While the Comer-Norton bill puts the building of a stadium on the table, it also could be a boon to opponents. It would enable DC residents to lobby politicians responsible to them – the mayor and DC councilmembers – rather than rest their fate in the dismissive hands of members of Congress, who could scarcely care what DC residents think. If for nothing more than reasons of pure democracy, the bill should pass and control of the site be transferred into the hands of those affected by it – the residents of the District.

Local control will, among other things, give local activists more leverage over the site’s development. They could demand that the city prioritize affordable housing, recreation and other public benefits and that it not be handed over to developers for luxury housing, high-end retail and other uses that would generate profit at the expense of community needs and lead to gentrification that would push the mostly Black residents out of the neighborhood.

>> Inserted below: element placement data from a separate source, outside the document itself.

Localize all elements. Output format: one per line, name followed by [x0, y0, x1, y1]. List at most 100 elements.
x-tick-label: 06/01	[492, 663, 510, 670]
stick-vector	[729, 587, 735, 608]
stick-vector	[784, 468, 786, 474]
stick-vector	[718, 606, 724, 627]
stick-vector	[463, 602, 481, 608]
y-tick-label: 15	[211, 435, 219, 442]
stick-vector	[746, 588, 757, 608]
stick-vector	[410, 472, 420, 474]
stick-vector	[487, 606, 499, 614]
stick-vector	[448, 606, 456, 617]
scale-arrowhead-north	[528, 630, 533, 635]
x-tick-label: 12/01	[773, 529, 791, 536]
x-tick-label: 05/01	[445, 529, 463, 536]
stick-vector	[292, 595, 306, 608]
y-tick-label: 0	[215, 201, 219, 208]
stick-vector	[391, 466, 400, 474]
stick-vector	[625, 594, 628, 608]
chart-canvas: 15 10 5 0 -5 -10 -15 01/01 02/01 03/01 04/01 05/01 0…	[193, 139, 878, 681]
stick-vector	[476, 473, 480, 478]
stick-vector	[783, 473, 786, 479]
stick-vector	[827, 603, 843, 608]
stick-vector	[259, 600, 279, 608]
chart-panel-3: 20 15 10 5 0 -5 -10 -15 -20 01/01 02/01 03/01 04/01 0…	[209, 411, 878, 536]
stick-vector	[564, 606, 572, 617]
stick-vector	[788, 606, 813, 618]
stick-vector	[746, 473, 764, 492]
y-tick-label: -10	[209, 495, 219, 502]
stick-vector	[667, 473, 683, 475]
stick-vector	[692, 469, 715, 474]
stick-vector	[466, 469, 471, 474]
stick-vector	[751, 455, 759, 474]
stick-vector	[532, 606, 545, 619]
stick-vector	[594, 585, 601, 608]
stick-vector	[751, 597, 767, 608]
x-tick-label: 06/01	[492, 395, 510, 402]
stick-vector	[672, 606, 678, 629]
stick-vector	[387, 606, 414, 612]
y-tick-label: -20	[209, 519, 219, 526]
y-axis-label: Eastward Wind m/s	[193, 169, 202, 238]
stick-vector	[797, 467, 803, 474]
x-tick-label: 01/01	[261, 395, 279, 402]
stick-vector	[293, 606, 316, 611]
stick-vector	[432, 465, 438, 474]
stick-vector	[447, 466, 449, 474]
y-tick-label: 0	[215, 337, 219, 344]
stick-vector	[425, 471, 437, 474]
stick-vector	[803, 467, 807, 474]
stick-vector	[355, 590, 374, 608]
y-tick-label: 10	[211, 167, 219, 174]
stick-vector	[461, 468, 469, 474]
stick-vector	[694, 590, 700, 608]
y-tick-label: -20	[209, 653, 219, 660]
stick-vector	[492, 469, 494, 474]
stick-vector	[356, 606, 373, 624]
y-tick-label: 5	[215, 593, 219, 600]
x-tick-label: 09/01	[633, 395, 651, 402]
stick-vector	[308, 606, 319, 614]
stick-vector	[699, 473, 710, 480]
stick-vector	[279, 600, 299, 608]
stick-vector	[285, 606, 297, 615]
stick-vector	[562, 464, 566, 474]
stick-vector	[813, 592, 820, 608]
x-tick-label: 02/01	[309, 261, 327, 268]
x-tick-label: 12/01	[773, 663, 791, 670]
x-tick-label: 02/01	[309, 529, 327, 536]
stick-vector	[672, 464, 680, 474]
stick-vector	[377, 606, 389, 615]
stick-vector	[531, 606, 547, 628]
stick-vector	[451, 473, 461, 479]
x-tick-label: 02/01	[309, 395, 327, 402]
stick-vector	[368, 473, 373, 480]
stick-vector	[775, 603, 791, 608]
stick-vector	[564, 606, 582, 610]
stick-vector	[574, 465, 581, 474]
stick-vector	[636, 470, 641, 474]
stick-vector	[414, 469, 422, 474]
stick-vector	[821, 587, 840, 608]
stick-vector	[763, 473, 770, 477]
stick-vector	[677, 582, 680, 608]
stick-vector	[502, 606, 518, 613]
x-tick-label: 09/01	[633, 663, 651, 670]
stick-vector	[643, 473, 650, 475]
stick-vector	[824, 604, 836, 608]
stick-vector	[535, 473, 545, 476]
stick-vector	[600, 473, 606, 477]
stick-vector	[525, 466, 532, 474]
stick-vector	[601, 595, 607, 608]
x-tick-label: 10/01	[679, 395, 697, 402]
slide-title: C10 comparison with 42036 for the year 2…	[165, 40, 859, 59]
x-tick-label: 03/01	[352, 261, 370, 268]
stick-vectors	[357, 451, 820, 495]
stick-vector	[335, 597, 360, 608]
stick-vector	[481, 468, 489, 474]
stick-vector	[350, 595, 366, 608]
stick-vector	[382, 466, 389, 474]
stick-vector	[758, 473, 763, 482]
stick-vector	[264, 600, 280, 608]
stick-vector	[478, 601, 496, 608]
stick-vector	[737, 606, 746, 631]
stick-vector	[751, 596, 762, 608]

A separate argument against DC, or any other jurisdiction, subsidizing football is the increasing knowledge of the disabling injuries that the game causes, especially head injuries. In one study of the brains of deceased NFL players, 99 percent of them showed signs of chronic traumatic encephalopathy (CTE), a neurodegenerative disease caused by repeated blows to the head that often leads to dementia. However entertaining, Football is the 21st-century equivalent of gladiatorial combat and doesn’t merit taxpayer encouragement.

Citizen pressure against Washington’s football team, quickened by the racial reckoning following the murder of George Floyd, eventually led to the abandonment of the old racist name and stereotypical Native American iconography. It also can keep the heat on Mayor Bowser and councilmembers to oppose any giveaways to the Commanders. If that means the team winds up moving elsewhere, that will be only to the city’s gain.